О страстной любви Триера к фильмам Тарковского известно давно. Любимый режиссер с первых лет в Киношколе, он вдохновил датчанина на его студенческие работы и дебютный «Элемент преступления». Триер добился того, чтобы эта картина была показана Тарковскому; но тому она очень не понравилась (по меньшей мере так гласит апокриф). Этот казус никак не повлиял на любовь непризнанного ученика к высокомерному мэтру. Каждый последующий фильм Триера – доказательство своего права идти след в след за Тарковским. Его незавершенный проект «Измерение», который должен был сниматься тридцать лет, был вдохновлен концепцией «Запечатленного времени» Тарковского. Впоследствии, уходя все дальше от его эстетики, прилежно скопированной в «Картинах освобождения», «Элементе преступления», «Медее» и отчасти «Европе», Триер постепенно обретал собственный, ни на что не похожий, язык. Но по-прежнему преследовал Тарковского, как Ахиллес черепаху.

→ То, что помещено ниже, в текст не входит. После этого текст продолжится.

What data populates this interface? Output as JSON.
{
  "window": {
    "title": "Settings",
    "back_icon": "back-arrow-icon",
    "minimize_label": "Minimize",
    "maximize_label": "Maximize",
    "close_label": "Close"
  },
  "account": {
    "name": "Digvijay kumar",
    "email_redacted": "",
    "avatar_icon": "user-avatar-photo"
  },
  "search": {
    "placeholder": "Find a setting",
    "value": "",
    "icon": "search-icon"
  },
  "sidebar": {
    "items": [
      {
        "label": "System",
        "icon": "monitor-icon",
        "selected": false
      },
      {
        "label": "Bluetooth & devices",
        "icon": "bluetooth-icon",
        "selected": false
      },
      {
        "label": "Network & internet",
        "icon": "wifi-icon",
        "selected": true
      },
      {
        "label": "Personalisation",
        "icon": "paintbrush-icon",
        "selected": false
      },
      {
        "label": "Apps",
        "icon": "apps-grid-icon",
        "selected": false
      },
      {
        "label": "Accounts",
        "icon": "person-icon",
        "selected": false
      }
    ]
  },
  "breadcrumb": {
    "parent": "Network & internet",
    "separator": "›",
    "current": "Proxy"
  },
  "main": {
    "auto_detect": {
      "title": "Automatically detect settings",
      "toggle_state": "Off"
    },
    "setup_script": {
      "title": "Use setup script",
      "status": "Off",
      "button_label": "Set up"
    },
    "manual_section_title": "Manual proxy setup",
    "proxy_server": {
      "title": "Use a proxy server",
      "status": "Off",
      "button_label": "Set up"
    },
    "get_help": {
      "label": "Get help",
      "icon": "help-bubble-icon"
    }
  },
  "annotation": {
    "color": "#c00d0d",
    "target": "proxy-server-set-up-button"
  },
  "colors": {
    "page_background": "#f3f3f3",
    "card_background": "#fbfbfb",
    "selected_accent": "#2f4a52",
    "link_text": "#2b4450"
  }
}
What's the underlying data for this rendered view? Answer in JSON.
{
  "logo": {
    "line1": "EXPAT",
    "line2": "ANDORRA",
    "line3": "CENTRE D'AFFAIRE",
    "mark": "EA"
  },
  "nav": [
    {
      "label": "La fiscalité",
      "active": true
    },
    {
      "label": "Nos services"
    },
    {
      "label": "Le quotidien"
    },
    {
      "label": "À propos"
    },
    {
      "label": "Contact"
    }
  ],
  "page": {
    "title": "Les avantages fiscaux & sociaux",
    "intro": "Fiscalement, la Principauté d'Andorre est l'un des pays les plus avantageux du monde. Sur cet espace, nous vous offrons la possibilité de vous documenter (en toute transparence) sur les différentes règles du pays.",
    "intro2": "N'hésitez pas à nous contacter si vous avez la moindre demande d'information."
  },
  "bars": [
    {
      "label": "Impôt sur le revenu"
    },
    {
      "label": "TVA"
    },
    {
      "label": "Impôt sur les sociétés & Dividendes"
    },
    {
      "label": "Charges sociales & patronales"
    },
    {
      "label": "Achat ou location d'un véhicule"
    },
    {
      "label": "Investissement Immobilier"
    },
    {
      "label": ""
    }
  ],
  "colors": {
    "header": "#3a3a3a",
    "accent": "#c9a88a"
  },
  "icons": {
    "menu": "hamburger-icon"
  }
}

Их пути, разделенные культурными и историческими эпохами, параллельны. Русский режиссер с его мечтами об экранизации «Гамлета» и принц-самозванец кинематографа датского королевства: их сближают пижонство, эпатаж, сомнительная репутация, страстная любовь фанатов и непримиримая ненависть всех остальных. От их приверженности к небольшой группе одних и тех же актеров-друзей, которые получают то главные роли, то малозначительные эпизоды (Гринько, Солоницын, Янковский, Юзефсон у Тарковского и Скарсгорд, Кир, Барр, Дэфо у Триера), до одержимости тотальным контролем, чтобы и камера, и монтаж, и декорации, и звук были в руках одного человека: режиссера. Они не вместе, но всегда рядом, схожие, как русская «т» с латинской.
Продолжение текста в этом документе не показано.